Another article related to yeast proteins was published by a group led by Hyun Ho Park at Chung-Ang University. They addressed structural information on the active site mutant form (R326A) of Osm1, a soluble fumarate reductase [5]. Fumarate reductase is an essential component in maintaining the redox balance in cells, catalyzing the reduction of fumarate to succinate.

Crystallographic studies of fatty acid amide hydrolase (FAAH) from Candida albicans [6] were conducted by a group at Kyungpook National University including Jeong Ho Chang. The research group showed that the transmembrane domain and the hydrophobic cap of rat FAAH were completely absent in the fungal FAAH. Their study provided invaluable insights for the development of potent inhibitors towards pathogenic microorganisms. This group also determined the crystal structures of an NADPH-dependent methylglyoxal reductase in apo- and NADPH-complexed form [7]. As a key enzyme in the methylglyoxal detoxification pathway, it can reduce directly the level of cytotoxic methylglyoxal.

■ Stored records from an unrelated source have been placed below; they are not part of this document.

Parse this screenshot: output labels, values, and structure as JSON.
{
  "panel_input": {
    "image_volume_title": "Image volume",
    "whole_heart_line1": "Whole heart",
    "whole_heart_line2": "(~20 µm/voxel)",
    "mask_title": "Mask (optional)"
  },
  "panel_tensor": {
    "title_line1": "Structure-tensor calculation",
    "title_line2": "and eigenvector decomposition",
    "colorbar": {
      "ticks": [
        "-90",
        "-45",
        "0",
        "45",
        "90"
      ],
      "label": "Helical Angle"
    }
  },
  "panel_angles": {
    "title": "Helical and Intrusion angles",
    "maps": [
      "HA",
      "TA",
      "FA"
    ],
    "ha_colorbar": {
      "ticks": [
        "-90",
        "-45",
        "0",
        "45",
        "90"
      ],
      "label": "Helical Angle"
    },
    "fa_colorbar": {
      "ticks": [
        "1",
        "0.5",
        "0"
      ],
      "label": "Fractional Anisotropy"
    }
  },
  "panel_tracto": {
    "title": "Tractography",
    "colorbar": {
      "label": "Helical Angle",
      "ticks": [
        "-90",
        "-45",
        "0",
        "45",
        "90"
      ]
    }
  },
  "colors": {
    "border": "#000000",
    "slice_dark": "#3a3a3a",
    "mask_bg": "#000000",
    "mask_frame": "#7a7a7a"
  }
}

Ki Hyun Nam at Korea University determined the crystal structure of proteinase K from Parengyodontium album in complex with triglycine (Gly-Gly-Gly) [8]. He also proposed that triglycine could be applied to identify the substrate recognition sites in peptide binding enzymes.

Byung Woo Han’s group at Seoul Nation University reported the crystal structure of FolC from Helicobacter pylori [9]. Considering the fact that FolC plays crucial roles in the folate metabolism by attaching l-Glu to dihydropteroate and folate, bacterial FolC could be an attractive universal target against pathogenic bacteria.

Lin-woo Kang-directed research group at KonKuk University determined the crystal structure of GroEL from Xanthomonas oryzae [10]. Bacterial GroEL/GroES complex regulates the protein folding pathway and protects nascent proteins against misfolding and unwanted aggregation. Thus, this GroEL structure will help understand the function and mechanism of the GroEL/GroES complex.

Ae-Ran Kwon and coworkers at Daegu Hanny University and Seoul National University reported the crystal structure of MccB from Staphylococcus aureus in its apo- and pyridoxal 5’-phosphate (PLP)-bound forms [11]. This enzyme is involved in the bioconversion of methionine into cysteine. The article addresses the molecular clues into how homologous enzymes with PLP catalyze different metabolic reactions.

In the review article by Oh et al. [12], 136 crystal structures (424 PDB codes) of bacterial carboxylic ester hydrolases (CEHs), which are known to catalyze the hydrolysis of carboxylic esters into alcohols and acids, from 52 genera and metagenomes were classified based on catalytic machinery and structure and their structural and functional implication were discussed. Therefore, it is expected that this review paper could provide comprehensive understanding of the bacterial CEHs in structural and functional aspects.

In conclusion, this special issue presents advances in recent crystallographic studies of enzymes, and could serve as a convenient starting point for encouraging future studies.